このようにして、ネットワーク内のユーザが危険なサイトにアクセスすることを防止したり、情報漏えいとなるようなアクセスを防止したりすることができます。
このようなファイアウォールをアプリケーションゲートウェイ型と呼びます。
WAFはファイアウォールと名が付くものの、これまで説明したファイアウォールとは異なるタイプのもので、Webサイトやその上で動作するWebアプリケーションを保護する目的で設置するものです。
SQLインジェクション、クロスサイト・スクリプティングといった攻撃のパターンが設定されており、それに合致するアクセスがWebサイトに対して実行されると、その通信をブロックするという仕組みです。
実装としては、アプライアンス型といった専用機器を設置するものやソフトウェア型、クラウド型があります。
アプライアンス型は初期費用が高額になる傾向にあることと、自社での運用、資産管理が必要となり、大変手間がかかるものとなります。
次に、ソフトウェア型は自社でソフトウェアをインストールできる機器が確保できる場合に選択肢としてあります。アプライアンス型よりも初期費用は抑えられるかもしれませんが、運用の手間は同様です。
最後のクラウド型は、WAFをサービスとして提供しているタイプで、サービス利用料を支払って利用します。
外部からのアクセスを提供会社のWAFサービスに迂回させて自社のWebサービスに接続させることになります。
この場合、サーバ構築、機器購入といった初期費用は不要ですし、WAF自体の運用も不要となり、本来のWebサービス側に自社のリソースを集中させることができます。
特段、自社設備にWAFを設置しないといけない制限がないのであれば、クラウド型を選択することをおすすめします。
いかがでしたでしょうか?
ファイアウォールの代表的なパターンであるパケットフィルタリング型について、厳密ではありませんが感覚的に理解していただくため、身近にあるWindowsファイアウォールで説明しました。
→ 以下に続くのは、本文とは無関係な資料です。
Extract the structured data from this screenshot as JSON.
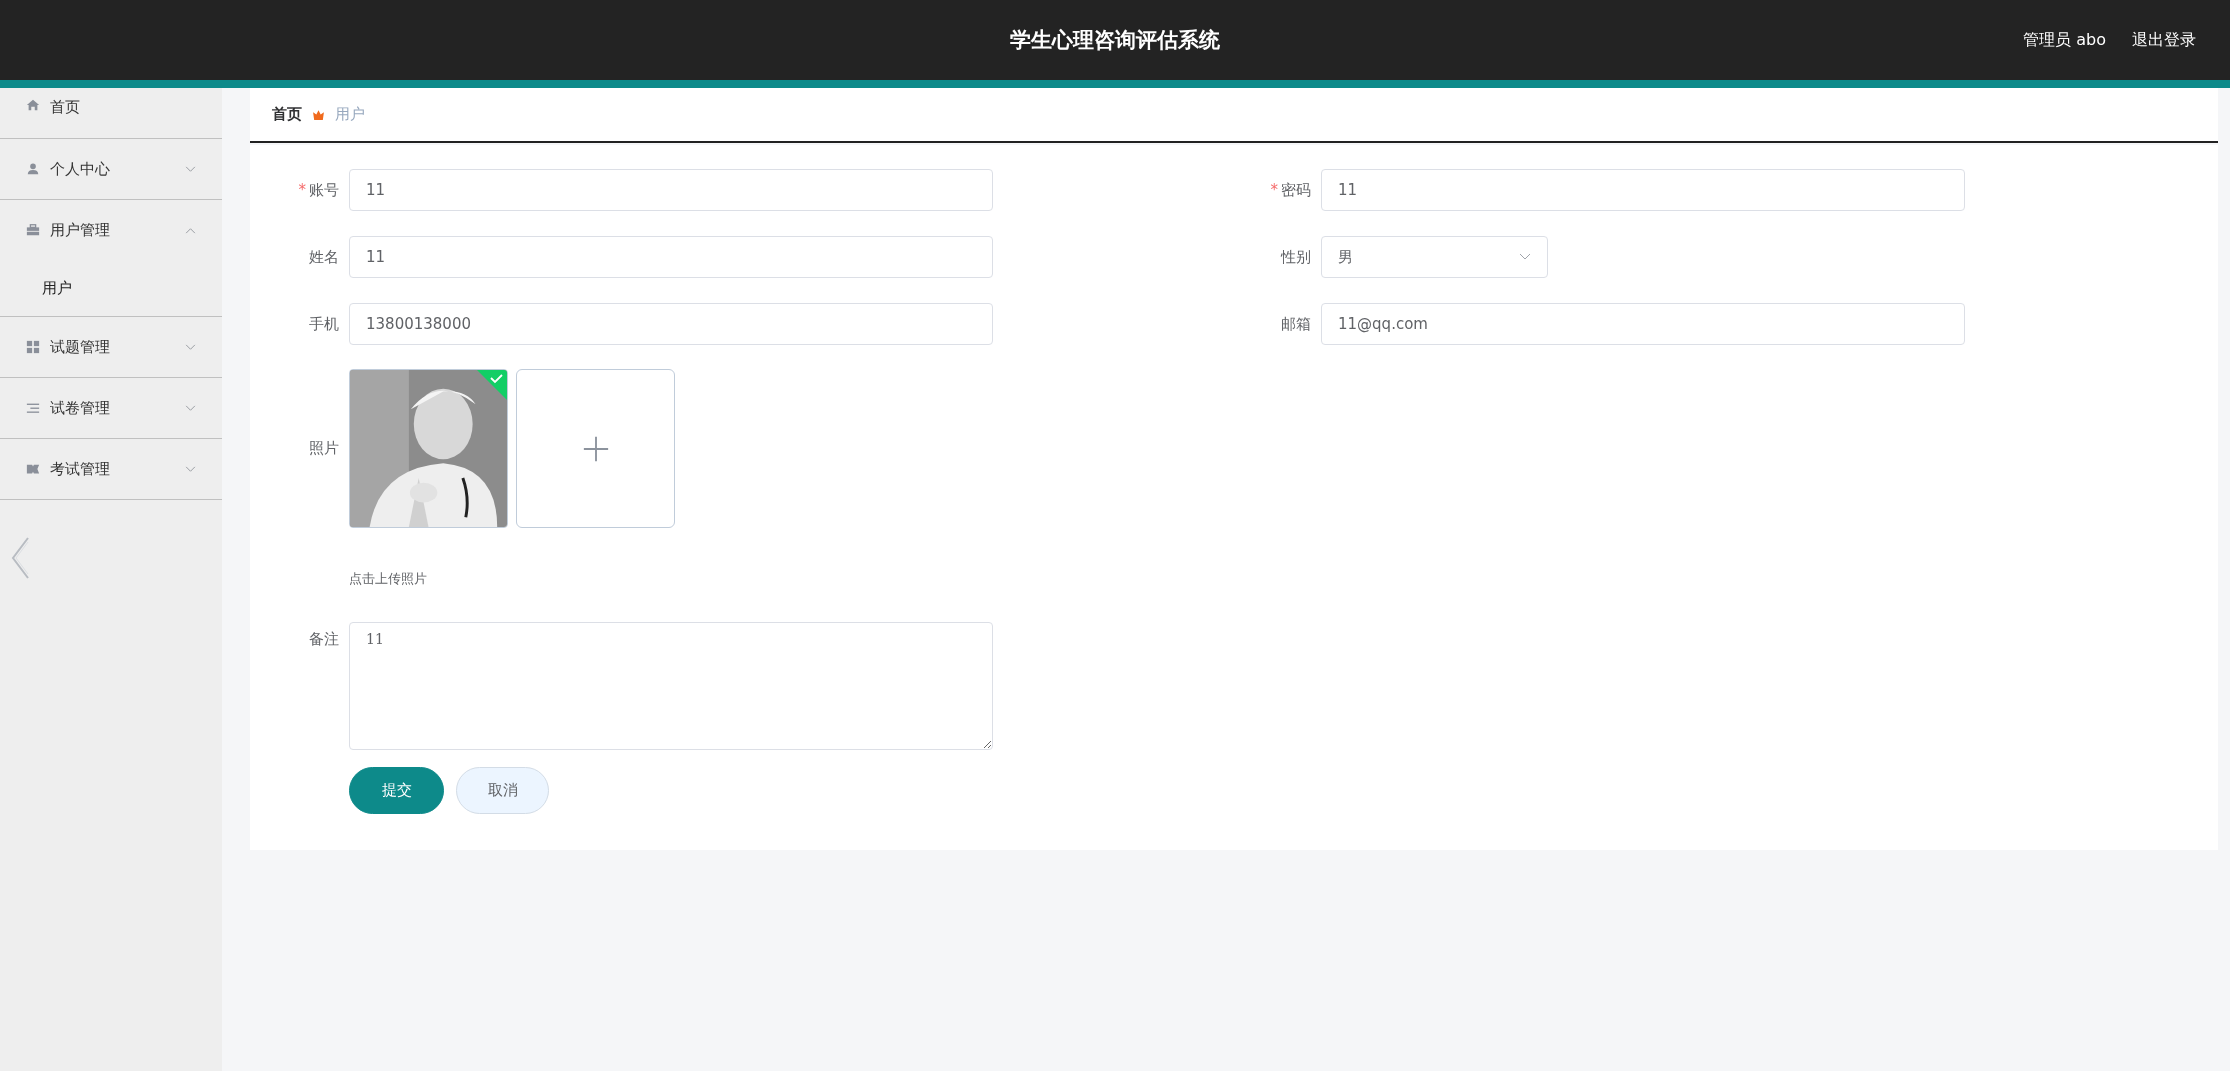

他にも企業で採用されることが多いファイアウォールを取り上げました。
今回説明したファイアウォール以外にも様々なタイプのものが存在しますが、どれか一つを設置すれば大丈夫というものではなく、目的に併せて、個々に設置されるものです。
予算との兼ね合いもあるでしょうから、一番守らなければならないものは何なのかという観点で整理して、その優先順位に沿った形になるよう緩急をつけることで、スムーズにセキュリティ対策が実施されるようにしたいものです。